It used to be required that all young Catholics memorize the Works of Mercy as an ever-present mandate for how we are to live. But recently, memorization is forgotten and most people only know a couple of the Corporal Works. Can you recall—feed the hungry, shelter the homeless, bury the dead? Yet, our world is in desperate need of the Spiritual Works of Mercy, so probably we should bring back that memorization practice to our Sunday School programs. Do you accede?

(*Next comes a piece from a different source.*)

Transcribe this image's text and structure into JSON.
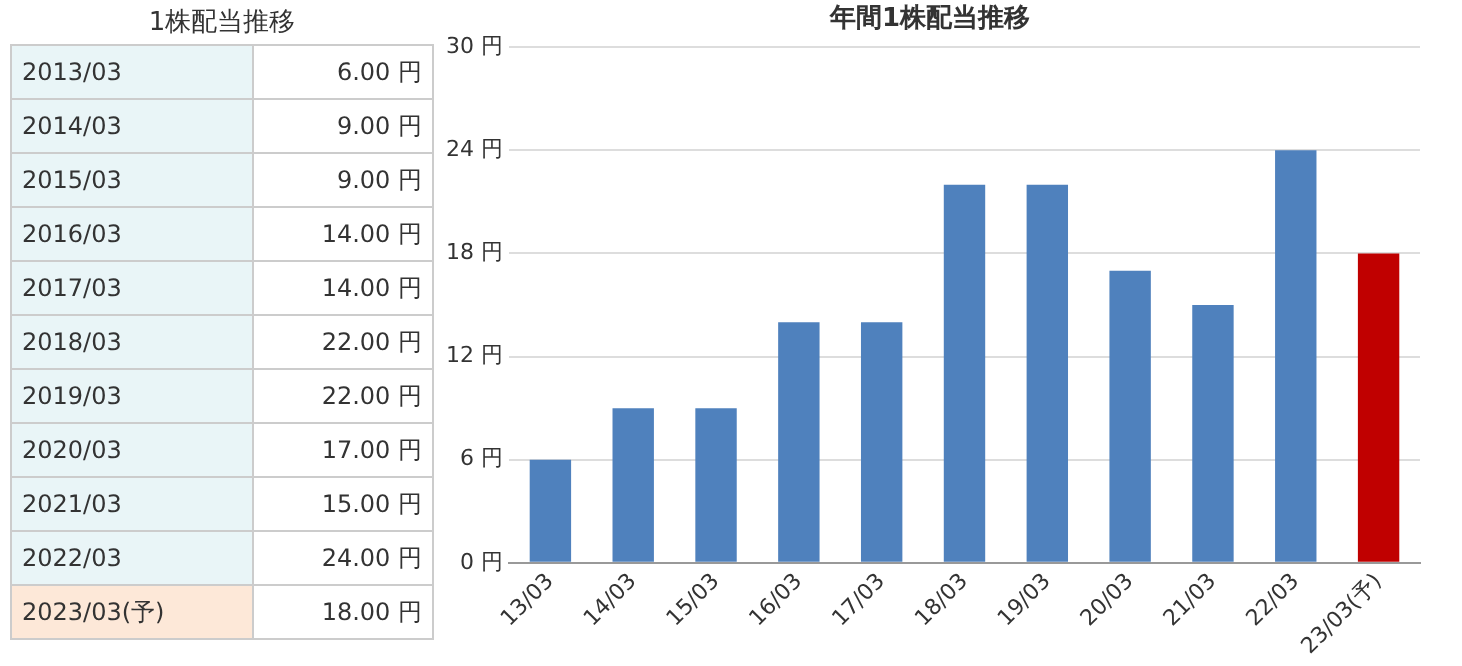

The Corporal Works talks about poverty and the physical needs of our neighbors. But the Spiritual Works of Mercy are equally relevant and these works call us to love souls. They are:
- Admonish the sinner (Colossians 3:16)
- Instruct the ignorant (Jude 1:23)
- Counsel the doubtful
- Comfort the sorrowful (Isaiah 66:13)
- Bear wrongs patiently (Colossians 3:12)
- Forgive all injuries
- Pray for the living and the dead
Assuredly Jesus instructed, counseled and comforted. He also admonished sinners, calling some “vipers” and telling the woman caught in adultery, “Go and sin no more.” When Jesus was mocked and tortured, He was forgiving. And He often withdrew to quiet places for prayer. The Church admonishes that these acts of mercy are partnered with the Corporal Works because these acts steer others toward heaven.
There has been a lot of conversation in Catholic blogging circles about if it is ever right, in the modern world, to “judge” others. The most often quoted Scripture is, “Judge not, lest you be judged.” But judgment, properly understood and practiced, is an essential part of love and prudence.
Every parent knows it is unloving to let a child have their way at all times. It is not right to allow a teenager to get drunk. It is wrong to smile when one child hits another child.
The same comprehension of love is true in the world. It is unloving to know someone who wants to get an abortion and never to say a thing about “other options.” It is immoral to hear dirty jokes and laugh as if that was just fine. It is unloving to let our entire society slid into immorality without ever raising a cry.
The first three of the Spiritual Works need study and preparation. But first-time parents know the relevance of preparation. They read parenting books and watch how other mothers and fathers give instruction and correction. So why do we as Catholics not do a better job preparing young people for how to live in the world, but not be sucked down by it?
The works of mercy are not optional; they are crucial for a good Christian living.